Home
07 Temmuz 2018 ( 151 izlenme )
Reklamlar

'Erdoğan isteyerek müzakerelerin askıya alınmasına yol açtı'

Avrupa Parlamentosu’nun Almanya Sosyal Demokrat Parti (SPD) mensubu Türk kökenli Alman Milletvekili İsmail Ertuğ, ABC’ye yaptığı açıklamada Türkiye’nin acilen 2005 yılına dönmesi gerektiğini, Cumhurbaşkanı Recep Tayyip Erdoğan’ın ise, müzakerelerin askıya alınmasına bilerek yol açtığını kaydetti.


Işın TOYMAZ / Strasbourg 

Avrupa Parlamentosu’nun (AP) Ankara ile üyelik müzakerelerinin formel olarak askıya alınacağı işaretinin verilmesinin ardından yöneldiğimiz AP Milletvekili Ertuğ, Cumhurbaşkanı Recep Tayyip Erdoğan’ın bunu bir yıldan bu yana bildiğini ancak AB’yi sadece bir pazar olarak gördüğüne de işaret etti.

Ankara’nın AB üyeliğine ilişkin müzakerelerinin formel olarak askıya alınmasını ABC için değerlendiren Avrupa Parlamentosu (AP) Sosyalistler ve Demokratlar grubu üyesi olan Ertuğ’un açıklamalarından satır başları ise şöyle:

'CUMHURBAŞKANI ERDOĞAN BUNU BİR YILDIR BİLİYOR'
Parlamenter sistemin, yürüme, yasama, yargı ayrılığının ortadan kalktığı bir Türkiye’nin AB’ye bu şartlar altında girmesi düşünülemez.
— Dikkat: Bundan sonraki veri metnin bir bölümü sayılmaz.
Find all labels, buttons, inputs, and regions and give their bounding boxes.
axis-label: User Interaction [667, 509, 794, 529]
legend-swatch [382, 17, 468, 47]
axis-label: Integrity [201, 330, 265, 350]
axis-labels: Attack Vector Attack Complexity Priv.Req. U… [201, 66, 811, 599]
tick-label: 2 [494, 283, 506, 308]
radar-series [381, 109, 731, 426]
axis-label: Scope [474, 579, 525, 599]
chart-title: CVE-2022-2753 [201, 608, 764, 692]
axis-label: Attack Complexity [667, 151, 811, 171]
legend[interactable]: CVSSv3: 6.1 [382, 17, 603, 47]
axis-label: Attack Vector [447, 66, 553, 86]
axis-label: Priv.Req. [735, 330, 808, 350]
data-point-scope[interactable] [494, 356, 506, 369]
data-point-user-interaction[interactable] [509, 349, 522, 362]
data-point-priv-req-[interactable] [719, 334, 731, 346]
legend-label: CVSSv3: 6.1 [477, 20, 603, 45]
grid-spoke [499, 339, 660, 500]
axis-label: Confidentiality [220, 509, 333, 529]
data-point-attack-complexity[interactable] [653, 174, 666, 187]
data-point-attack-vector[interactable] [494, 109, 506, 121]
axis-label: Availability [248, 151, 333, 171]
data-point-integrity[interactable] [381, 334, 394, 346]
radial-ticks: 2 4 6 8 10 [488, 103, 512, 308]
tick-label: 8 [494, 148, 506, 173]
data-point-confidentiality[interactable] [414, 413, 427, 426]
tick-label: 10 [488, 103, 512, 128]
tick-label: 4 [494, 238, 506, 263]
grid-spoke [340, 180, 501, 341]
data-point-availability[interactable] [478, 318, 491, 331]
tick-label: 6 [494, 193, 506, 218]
Ancak AP geçen yıl aldığı Türkiye kararında anayasa değişikliğinin mevcut haliyle yürürlüğe girmesi durumunda müzakerelerin askıya alınması çağrısında bulunacağını zaten bildirmişti. Yani müzakerelerin askıya alınması çağrısı Türkiye’de elbette şok etkisi yaratmadı.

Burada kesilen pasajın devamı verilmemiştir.